|Hooman Shahidi in front of the Porsche Taycan.|
We were somewhere around Mount Pleasant on the edge of Racine when the drugs began to take hold. I remember saying something like...
OK, there were no drugs, beyond caffeine in the coffee — I had to mention them to pay homage to the opening of Hunter S. Thompson’s epic road adventure, “Fear and Loathing in Las Vegas.”
We certainly were on a road trip, to Milwaukee for lunch. In a somewhat boss ride: a 2022 Porsche Taycan electric sports car, part of a revolution taking place on America’s roads. Merrily blasting north on 94 at ... ah ... umm, yes, the customary speed.
Yet electric vehicles all share the same drawback.
“They’re no good if you can’t plug them in and they’re no good if you can’t find [charging stations] and they’re no good if they’re creating all these barriers to actually charge your vehicle,” said Hooman Shahidi, co-founder and president of EVPassport, riding shotgun beside me.
The federal government will pour $5 billion into EV charging stations over the next five years, with $148 million of that slated for Illinois.
EVPassport is one of the smaller players in the scramble to provide those stations. The California company is not yet two years old, with 1,500 chargers in 23 states and Canada.
“We’re hoping to get 10,000 chargers 12 months from now,” said Shahidi.
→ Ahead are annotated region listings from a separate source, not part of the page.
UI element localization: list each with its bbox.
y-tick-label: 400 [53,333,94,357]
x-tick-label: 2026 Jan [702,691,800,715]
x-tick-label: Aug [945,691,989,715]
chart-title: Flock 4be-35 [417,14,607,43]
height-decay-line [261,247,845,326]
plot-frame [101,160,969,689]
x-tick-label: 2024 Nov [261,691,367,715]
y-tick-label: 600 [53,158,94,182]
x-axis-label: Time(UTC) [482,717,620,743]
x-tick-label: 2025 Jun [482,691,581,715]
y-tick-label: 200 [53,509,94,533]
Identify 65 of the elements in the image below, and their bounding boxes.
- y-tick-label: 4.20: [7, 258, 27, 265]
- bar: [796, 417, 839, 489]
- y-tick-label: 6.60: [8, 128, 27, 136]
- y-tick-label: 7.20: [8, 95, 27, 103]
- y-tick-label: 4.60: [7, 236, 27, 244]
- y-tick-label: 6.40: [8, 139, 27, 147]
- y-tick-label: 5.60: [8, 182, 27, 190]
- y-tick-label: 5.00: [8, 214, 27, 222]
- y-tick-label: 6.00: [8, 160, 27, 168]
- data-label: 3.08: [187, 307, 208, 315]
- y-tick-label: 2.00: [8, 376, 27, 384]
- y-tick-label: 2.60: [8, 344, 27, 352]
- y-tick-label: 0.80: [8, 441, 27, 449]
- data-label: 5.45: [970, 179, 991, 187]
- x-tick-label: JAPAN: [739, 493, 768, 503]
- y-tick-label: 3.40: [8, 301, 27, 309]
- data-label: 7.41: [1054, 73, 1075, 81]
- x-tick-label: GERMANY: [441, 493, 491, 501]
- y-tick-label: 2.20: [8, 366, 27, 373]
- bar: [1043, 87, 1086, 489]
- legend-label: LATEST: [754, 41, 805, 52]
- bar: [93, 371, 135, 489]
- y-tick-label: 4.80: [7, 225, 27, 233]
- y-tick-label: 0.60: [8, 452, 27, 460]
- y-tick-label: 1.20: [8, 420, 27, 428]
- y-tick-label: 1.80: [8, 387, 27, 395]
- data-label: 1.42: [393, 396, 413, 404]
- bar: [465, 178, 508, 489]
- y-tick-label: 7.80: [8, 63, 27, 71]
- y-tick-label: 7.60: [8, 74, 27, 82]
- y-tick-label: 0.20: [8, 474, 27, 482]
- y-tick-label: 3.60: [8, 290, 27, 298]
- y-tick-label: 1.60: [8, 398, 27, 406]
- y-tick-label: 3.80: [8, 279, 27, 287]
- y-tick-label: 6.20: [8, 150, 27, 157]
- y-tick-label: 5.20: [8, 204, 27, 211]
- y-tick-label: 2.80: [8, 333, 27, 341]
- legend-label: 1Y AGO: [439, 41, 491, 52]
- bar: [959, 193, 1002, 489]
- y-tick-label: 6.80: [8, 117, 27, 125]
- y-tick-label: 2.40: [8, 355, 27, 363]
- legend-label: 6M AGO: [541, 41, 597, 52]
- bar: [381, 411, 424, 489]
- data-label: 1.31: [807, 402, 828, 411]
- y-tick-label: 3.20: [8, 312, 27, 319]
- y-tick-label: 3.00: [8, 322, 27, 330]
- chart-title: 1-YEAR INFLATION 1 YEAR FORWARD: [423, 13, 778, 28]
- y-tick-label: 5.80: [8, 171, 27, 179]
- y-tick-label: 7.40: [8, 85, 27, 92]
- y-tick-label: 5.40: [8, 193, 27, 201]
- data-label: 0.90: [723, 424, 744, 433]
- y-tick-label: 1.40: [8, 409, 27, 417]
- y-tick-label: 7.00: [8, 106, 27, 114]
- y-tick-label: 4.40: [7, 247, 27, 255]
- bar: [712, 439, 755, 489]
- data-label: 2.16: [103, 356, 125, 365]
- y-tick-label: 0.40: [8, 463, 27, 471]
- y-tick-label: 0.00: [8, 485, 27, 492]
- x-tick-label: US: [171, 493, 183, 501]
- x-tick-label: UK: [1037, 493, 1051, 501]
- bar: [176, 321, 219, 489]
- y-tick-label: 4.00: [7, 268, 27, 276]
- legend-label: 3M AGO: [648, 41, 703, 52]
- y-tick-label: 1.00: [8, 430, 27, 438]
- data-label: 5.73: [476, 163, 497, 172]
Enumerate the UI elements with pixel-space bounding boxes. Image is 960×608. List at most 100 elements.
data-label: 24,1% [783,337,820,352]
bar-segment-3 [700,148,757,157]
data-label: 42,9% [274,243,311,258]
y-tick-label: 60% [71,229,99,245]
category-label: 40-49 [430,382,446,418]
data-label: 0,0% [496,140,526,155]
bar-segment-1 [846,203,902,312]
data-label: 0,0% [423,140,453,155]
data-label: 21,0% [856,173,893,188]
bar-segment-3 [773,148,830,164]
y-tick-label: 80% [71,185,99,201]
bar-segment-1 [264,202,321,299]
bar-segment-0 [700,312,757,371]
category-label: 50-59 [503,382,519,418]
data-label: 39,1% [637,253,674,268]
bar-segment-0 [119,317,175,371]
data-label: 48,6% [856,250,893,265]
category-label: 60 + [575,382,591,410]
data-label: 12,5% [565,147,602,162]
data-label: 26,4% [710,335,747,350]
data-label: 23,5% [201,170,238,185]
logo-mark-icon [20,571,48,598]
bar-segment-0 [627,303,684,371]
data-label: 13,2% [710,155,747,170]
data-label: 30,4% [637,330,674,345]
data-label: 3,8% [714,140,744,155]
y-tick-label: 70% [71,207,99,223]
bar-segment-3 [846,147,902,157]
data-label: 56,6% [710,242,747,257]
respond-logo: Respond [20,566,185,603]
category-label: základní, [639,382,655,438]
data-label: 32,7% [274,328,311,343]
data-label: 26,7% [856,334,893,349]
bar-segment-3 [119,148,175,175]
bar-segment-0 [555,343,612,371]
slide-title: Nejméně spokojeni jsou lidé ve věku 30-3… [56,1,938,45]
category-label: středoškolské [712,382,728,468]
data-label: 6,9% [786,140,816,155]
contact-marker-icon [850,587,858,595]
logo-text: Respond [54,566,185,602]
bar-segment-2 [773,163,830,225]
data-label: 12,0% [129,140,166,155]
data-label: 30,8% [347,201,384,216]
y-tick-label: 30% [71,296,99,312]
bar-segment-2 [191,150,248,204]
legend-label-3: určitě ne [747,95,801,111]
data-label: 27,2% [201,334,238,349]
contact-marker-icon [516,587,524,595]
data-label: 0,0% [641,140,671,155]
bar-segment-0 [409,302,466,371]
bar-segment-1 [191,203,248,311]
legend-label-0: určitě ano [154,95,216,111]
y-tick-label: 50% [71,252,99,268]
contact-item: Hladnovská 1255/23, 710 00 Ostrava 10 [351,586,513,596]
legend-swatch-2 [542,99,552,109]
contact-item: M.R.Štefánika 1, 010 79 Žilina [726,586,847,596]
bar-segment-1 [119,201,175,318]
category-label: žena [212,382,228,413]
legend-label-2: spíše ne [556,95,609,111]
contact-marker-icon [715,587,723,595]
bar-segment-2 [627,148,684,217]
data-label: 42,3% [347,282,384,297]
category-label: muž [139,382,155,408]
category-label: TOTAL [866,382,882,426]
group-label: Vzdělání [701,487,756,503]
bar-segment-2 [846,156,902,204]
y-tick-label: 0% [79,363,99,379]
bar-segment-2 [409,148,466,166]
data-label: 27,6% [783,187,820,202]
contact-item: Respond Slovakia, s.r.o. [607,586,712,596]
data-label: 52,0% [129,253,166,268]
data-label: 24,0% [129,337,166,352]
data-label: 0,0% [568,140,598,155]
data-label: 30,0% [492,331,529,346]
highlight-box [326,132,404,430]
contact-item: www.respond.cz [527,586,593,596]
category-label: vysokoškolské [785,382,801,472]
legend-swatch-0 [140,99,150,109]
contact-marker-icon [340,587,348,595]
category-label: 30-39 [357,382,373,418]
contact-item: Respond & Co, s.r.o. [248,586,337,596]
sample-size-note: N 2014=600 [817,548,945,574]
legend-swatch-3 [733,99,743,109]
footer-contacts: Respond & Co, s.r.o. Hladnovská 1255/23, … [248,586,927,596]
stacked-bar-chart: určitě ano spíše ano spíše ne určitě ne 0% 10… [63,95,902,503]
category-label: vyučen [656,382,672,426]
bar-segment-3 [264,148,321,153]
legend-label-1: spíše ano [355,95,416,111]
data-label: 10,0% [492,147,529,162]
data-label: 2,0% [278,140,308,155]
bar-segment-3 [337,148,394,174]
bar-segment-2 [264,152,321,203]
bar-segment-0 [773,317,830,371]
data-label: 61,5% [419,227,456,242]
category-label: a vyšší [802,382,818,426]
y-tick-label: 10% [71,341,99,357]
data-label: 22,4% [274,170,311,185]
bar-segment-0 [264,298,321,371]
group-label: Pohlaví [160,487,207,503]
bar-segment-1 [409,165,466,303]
There are only about 6,000 fast-charging public EV charging stations in the U.S., according to MIT Technology Review, plus 48,000 slower charging stations. A third the number of gas stations. Since EV stations generally have no attendants, they are more susceptible to breakage and vandalism. A recent study of EV stations around San Francisco found more than a quarter out of service at any given time.
Those that do work are not always easy to operate — that was the point of our trip. Shahidi wanted to demonstrate how bothersome his competitors are.